This is sort of a deceptive three stars, because I really liked the story and the characters, but the pacing is so weird, and the book isn’t fleshed out enough.
Also, I did read the updated and expanded version, but I’m attaching this review to the cheesier, older, more colorful original cover because I like it better. It’s going to annoy me going forward in the series (which I will be doing!) that the other books won’t match, because even though this book was published in 1993 (her first book), the direct sequel, Wolfsbane, wasn’t published until 2010. I guess there were indirect sequels published in the same world following this one, but I’m not super interested in those, just the ones that follow Aralorn and her wolf-shifter companion.
I’m actually a little vague on the plot since I finished this in a couple of days back in July, so I will let the blurb speak for me on that front:
“After an upbringing of proper behavior and oppressive expectations, Aralorn fled her noble birthright for a life of adventure as a mercenary spy.
Her latest mission involves spying on the increasingly powerful sorcerer Geoffrey ae’Magi.
But in a war against an enemy armed with the powers of illusion, how do you know who the true enemy is-or where he will strike next?”

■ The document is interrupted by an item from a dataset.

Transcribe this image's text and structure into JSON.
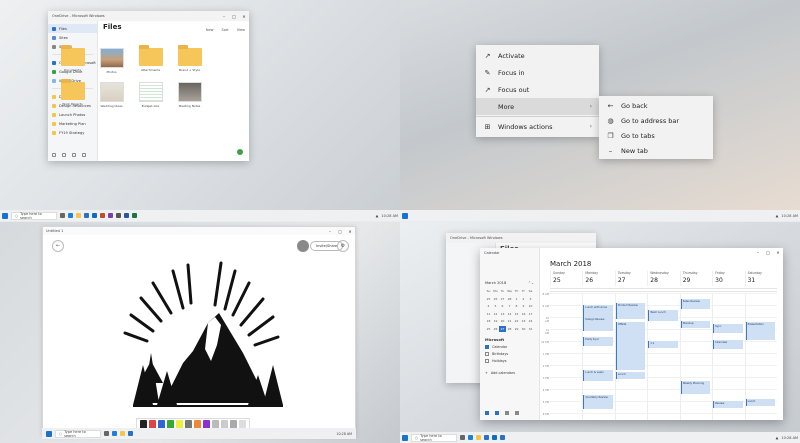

Aralorn is pulled into the conflict in her realm when the evil sorcerer pushes his powers further, and she ends up captured in his castle. There’s a lot more going on there, but again, memory bad, book long ago.
I really liked the worldbuilding here, and the characters, particularly our two protagonists, Aralorn and Wolf (who of course isn’t who he seems). But it really was a jarring reading experience. It kind of boggles my mind that this is the rewritten/expanded version because it still read like an abridged book; scenes felt constantly as if they were missing and transitions were often non-existent. The worldbuilding was also a tad on the thin side. I had enough not to feel lost, but this is a very small book set in a very rich world, and we barely get a taste of it.

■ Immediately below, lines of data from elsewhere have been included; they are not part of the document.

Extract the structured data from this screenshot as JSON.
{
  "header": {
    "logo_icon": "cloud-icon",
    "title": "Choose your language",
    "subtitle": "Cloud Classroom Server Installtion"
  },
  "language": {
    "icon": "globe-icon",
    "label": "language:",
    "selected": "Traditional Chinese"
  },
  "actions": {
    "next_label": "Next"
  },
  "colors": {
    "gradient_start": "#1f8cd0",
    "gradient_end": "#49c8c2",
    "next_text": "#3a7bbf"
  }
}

I was interested by the author’s foreword to this edition, in which she states that she doesn’t want to update the book so much that it’s unrecognizable, so it was really a very light expansion and rewrite, rather than an overhaul. I would like to see the overhauled version, but I understood where she was coming from.
I don’t think I’m interested in this author’s Mercy Thompson books, but I will check out all her other wolfie books, I don’t remember their names but the wolfies are the important part.